O Que se Move
O Que se Move (2012), de Caetano Gotardo
Domínio do tempo. Clareza sobre o que mostrar ou esconder, dizer ou omitir. Não temer o ridículo e confiança para sustentar em alto nível os voos atrevidos. Essas são características que fazem de O Que se Move uma promissora estreia de Caetano Gotardo (Areia, O Menino Japonês). Digo promissora mesmo, não dessas legitimações apressadas que nós da crítica por vezes nos sentimos tentados a executar.
Não fosse um adjetivo surrupiado muitas vezes para a defesa de um cinema picareta, “sensível” seria a primeira qualidade a se ressaltar no longa. Prefiro, então, concentrar-me na solidez do conjunto, o que falta a bons filmes de estreia vistos neste ano, tais como Boa Sorte, Meu Amor, Eles Voltam e As Horas Vulgares.
Essa solidez está fincada na dramaturgia – outro elemento tão maltratado pelo cinema brasileiro. Há também um trabalho casado de direção e fotografia, posteriormente reforçado na montagem, que evidencia e justifica as escolhas.
Chama a atenção a coerência em que as histórias de três mães e seus filhos são elaboradas. Num ritmo que prioriza a calma em detrimento à pressa – um elemento quase de provocação, já que o filme se passa em São Paulo, a cidade que só recentemente se lembrou que pode dar amor ao Brasil –, O Que se Move tem um punhado de planos e diálogos aparentemente desnecessários. O ganso no parque, as camisinhas sob as folhas, as mães que olham longamente o bebê.
Não há um show room de enquadramentos supostamente poéticos. Eles simplesmente o são porque justificáveis para o conjunto do filme. Se o adolescente pergunta como os gansos preenchem o tempo é porque saberemos cenas depois que o mesmo garoto ocupou seus dias e noites livres nas férias de maneira que irá destruir toda uma família. Vale o mesmo para a inocência com as camisinhas encontradas e o observar atento de um filho pequeno.
Nos momentos intraduzíveis de dor e emoção das personagens, o filme larga o registro realista e se permite flutuar. É quando Gotardo faz aquilo que Christophe Honoré não sabe: musicalizar a vida. Tocadas ou consternadas, as mães não dizem os diálogos, mas cantam. E o filme torna-se lindamente um musical melodramático.
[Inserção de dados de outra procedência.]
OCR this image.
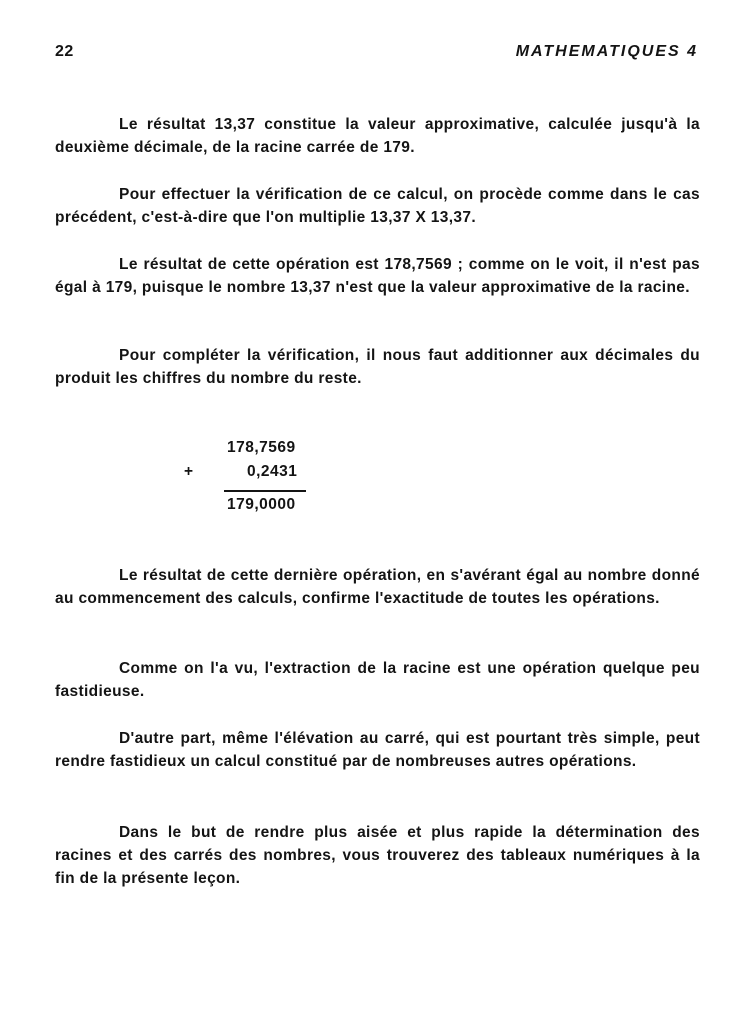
22	MATHEMATIQUES 4

Le résultat 13,37 constitue la valeur approximative, calculée jusqu'à la deuxième décimale, de la racine carrée de 179.

Pour effectuer la vérification de ce calcul, on procède comme dans le cas précédent, c'est-à-dire que l'on multiplie 13,37 X 13,37.

Le résultat de cette opération est 178,7569 ; comme on le voit, il n'est pas égal à 179, puisque le nombre 13,37 n'est que la valeur approximative de la racine.

Pour compléter la vérification, il nous faut additionner aux décimales du produit les chiffres du nombre du reste.

178,7569
+	0,2431
179,0000

Le résultat de cette dernière opération, en s'avérant égal au nombre donné au commencement des calculs, confirme l'exactitude de toutes les opérations.

Comme on l'a vu, l'extraction de la racine est une opération quelque peu fastidieuse.

D'autre part, même l'élévation au carré, qui est pourtant très simple, peut rendre fastidieux un calcul constitué par de nombreuses autres opérations.

Dans le but de rendre plus aisée et plus rapide la détermination des racines et des carrés des nombres, vous trouverez des tableaux numériques à la fin de la présente leçon.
Não cai no piegas e dá a chance às personagens em suavizar a dor e a emoção por meio da música. A fruição musical permite a elas viver sentimentos de difícil transformação em palavras. E isso não tem nada a ver com as bobagens fetichistas de Catherine Deneuve tristonha, sacudindo a bolsa e cantando na triste noite francesa em As Bem Amadas.
Mas seria incompleto – não são incompletos todos os textos publicados durante um festival de cinema? – dirigir um olhar unicamente formalista ao filme. O Que se Move é um filme cheio, preenchido de amor e dor, de emoções guiadas pelo instinto cuidador maternal. Os pais são coadjuvantes de uma produção com talento raro em aproximar-se do sentimento de tristeza sem cair nos extremos: nem os da aspereza como Preciosa, nem o fofinho hipster de Miranda July.
O Que se Move é afeto no cinema, não cinema do afeto.